Lisa gave them a blank stare and then fixed her eyes on the performance stage, pretending they weren’t beside her. Janis had gotten to them first—probably to everyone first—so now Lisa was the girl at Camp Elizabeth with the gay boyfriend, no matter how much she denied it. Gossip works that way. It makes fools out of everyone but the source. Lisa was relieved, though, that Janis hadn’t told them about the essay. Maybe that meant she hadn’t completely lost her oldest friend for good.

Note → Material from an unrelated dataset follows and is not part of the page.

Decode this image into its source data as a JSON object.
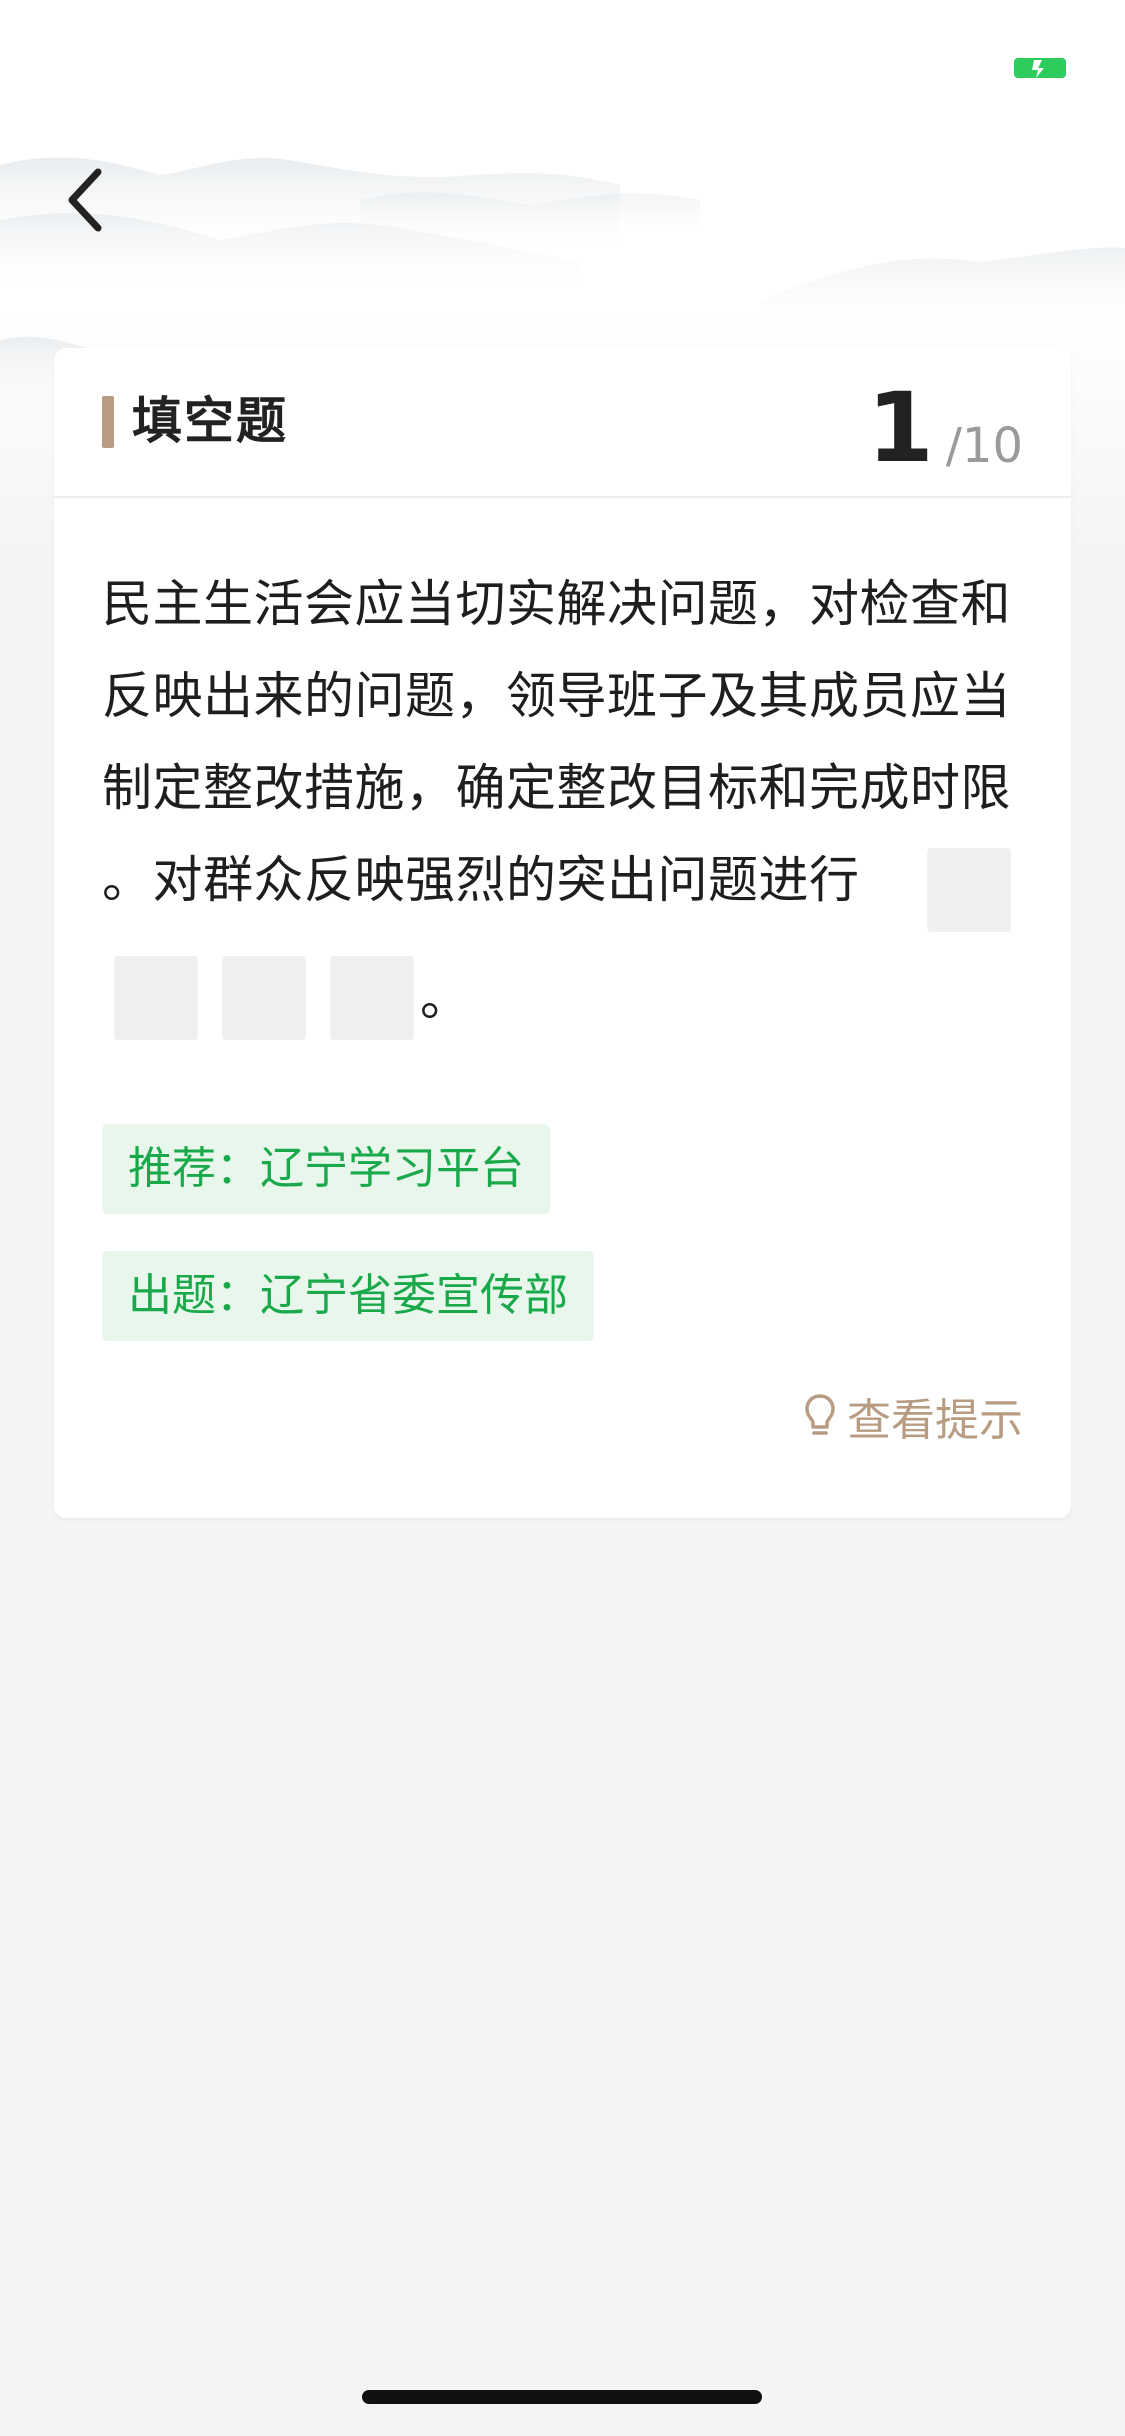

That night, she lay awake for a while after lights-out, following a firefly that had found its way into the cabin as it floated and hovered above her. She wondered if Clark was at Solomon’s. She couldn’t help picturing them together. Janis and the other counselors had somehow etched it into her brain like a drunken tattoo—something that should’ve never been there, but was impossible to erase. And no matter how many times she convinced herself that it couldn’t be true, she still kept coming back around to the possibility that it could.





NINETEEN


    SOLOMON REED


The day before they finally put water in the pool, Solomon called Lisa hyperventilating. Since she’d gotten home from camp the night before, he was hoping she’d come over and convince him that going into the backyard wouldn’t make the world end. And as he listened to her calm voice reassuring him, he felt a pang of guilt for kind of liking it. Maybe this was just his version of getting better, of accepting that sometimes he needed help. He’d missed her, especially the way she took charge of things. If he couldn’t be in control, he knew she could, and without her, things were starting to get weird.

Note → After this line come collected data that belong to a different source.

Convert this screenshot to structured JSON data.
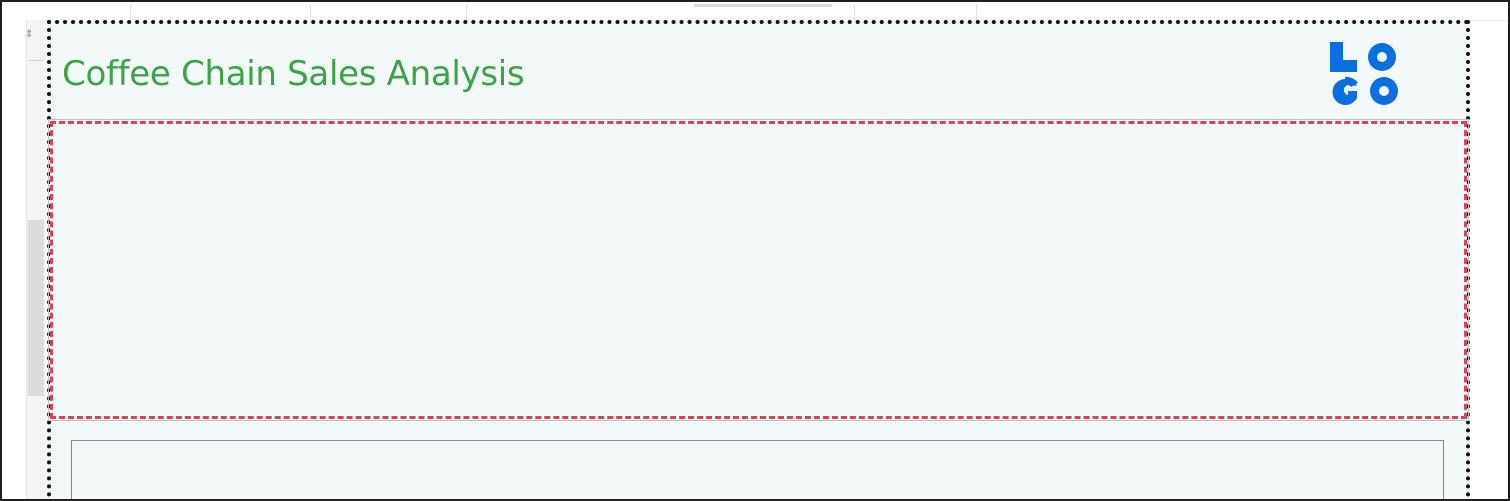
{
  "dashboard": {
    "title": "Coffee Chain Sales Analysis",
    "title_color": "#3aa544",
    "background_color": "#f3f9f9"
  },
  "logo": {
    "line1": "LO",
    "line2": "GO",
    "color": "#0a6fe0",
    "icon": "logo-mark"
  },
  "selection": {
    "border_color": "#e04158",
    "style": "dashed"
  },
  "container": {
    "border_color": "#111111",
    "style": "dotted"
  },
  "left_panel": {
    "resize_icon": "resize-vertical-icon"
  }
}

“You hear about the van?” Solomon asked a while after he’d calmed down. “That thing is part of my home now.”

“Your dad can’t fix it?”

“I know my dad,” he said. “And the look on his face when he’s out there taking that motor apart tells me he doesn’t have a clue what he’s doing.”

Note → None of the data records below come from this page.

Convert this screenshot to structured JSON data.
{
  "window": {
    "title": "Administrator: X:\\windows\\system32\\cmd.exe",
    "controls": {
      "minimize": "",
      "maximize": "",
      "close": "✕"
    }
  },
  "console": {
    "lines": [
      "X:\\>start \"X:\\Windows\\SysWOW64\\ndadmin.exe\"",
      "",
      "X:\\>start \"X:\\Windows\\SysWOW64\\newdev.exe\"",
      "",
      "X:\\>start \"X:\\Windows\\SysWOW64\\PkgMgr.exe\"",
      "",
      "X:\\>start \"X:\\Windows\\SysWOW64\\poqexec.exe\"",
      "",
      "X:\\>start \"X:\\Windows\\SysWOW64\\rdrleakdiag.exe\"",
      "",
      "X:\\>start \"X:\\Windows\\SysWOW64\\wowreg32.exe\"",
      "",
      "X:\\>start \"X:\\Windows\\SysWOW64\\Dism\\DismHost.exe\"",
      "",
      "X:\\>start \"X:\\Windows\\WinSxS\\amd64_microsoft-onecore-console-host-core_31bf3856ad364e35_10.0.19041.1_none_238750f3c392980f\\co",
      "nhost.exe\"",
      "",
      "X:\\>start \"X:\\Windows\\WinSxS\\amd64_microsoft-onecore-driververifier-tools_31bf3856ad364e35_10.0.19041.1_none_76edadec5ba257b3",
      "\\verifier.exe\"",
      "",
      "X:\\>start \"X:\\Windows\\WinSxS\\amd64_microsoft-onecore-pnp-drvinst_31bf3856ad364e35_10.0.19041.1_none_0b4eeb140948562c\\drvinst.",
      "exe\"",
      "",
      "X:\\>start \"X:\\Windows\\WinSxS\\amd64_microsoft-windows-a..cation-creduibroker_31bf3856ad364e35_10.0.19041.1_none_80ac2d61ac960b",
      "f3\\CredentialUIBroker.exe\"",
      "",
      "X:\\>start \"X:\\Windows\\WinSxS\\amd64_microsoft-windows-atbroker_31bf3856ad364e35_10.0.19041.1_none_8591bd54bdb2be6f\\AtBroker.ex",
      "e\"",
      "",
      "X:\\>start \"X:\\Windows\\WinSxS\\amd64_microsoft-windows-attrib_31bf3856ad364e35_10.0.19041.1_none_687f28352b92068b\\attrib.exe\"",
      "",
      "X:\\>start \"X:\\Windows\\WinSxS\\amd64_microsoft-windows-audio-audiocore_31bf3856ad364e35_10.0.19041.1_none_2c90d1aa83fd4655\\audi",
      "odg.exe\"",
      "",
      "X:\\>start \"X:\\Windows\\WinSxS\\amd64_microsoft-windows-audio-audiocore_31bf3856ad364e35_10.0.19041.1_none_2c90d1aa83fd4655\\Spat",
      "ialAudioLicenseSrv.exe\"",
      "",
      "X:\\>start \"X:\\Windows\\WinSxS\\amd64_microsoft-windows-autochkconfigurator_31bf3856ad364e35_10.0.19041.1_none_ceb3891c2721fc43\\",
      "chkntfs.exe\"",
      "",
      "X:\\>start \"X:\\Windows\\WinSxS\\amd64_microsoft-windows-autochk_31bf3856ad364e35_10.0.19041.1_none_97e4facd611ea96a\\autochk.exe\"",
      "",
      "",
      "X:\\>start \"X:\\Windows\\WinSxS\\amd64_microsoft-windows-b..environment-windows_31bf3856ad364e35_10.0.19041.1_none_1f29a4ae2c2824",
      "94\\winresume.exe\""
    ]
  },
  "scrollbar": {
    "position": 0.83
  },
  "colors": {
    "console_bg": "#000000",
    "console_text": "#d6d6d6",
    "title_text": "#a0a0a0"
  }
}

“That’s hilarious,” Lisa said.

“It is, isn’t it?”

“It doesn’t matter that much to Clark,” she said. “I think he just wanted another reason to hang out with you.”

“You think so? Because I’m in such high demand socially, right?”

“What did you do while I was gone? Besides taking a van apart.”

“Same ole same ole,” he said. “TV, games, watched a movie or two.”

“Clark said you started Lost again.”

“Yeah. We’re on Season Two. I think it’s better the second time.”

“I wish you guys had waited for me.”

“Oh. I’m sorry.”

“It’s okay. I can jump in, I’ve got a good memory anyway.”

“Sweet. So, tell me I can do this again.”

“You can do it, Sol. You’ve been waiting months for this pool and all you have to do now is remember how that water will feel as you’re gliding through it.”

“Gliding?”

“I’m trying to be inspirational,” she said.

“Sorry.”

“Remember that it’s no different from being inside. Nothing can happen out there that can’t happen in your house.”

“I could drown.”

“It has been a while since you’ve gone swimming, I guess.”

“A long while.”

“Do you want us there? We should be there, right?”

“I don’t know,” he said. “Part of me thinks it would help, but another part of me doesn’t want a bigger audience to disappoint.”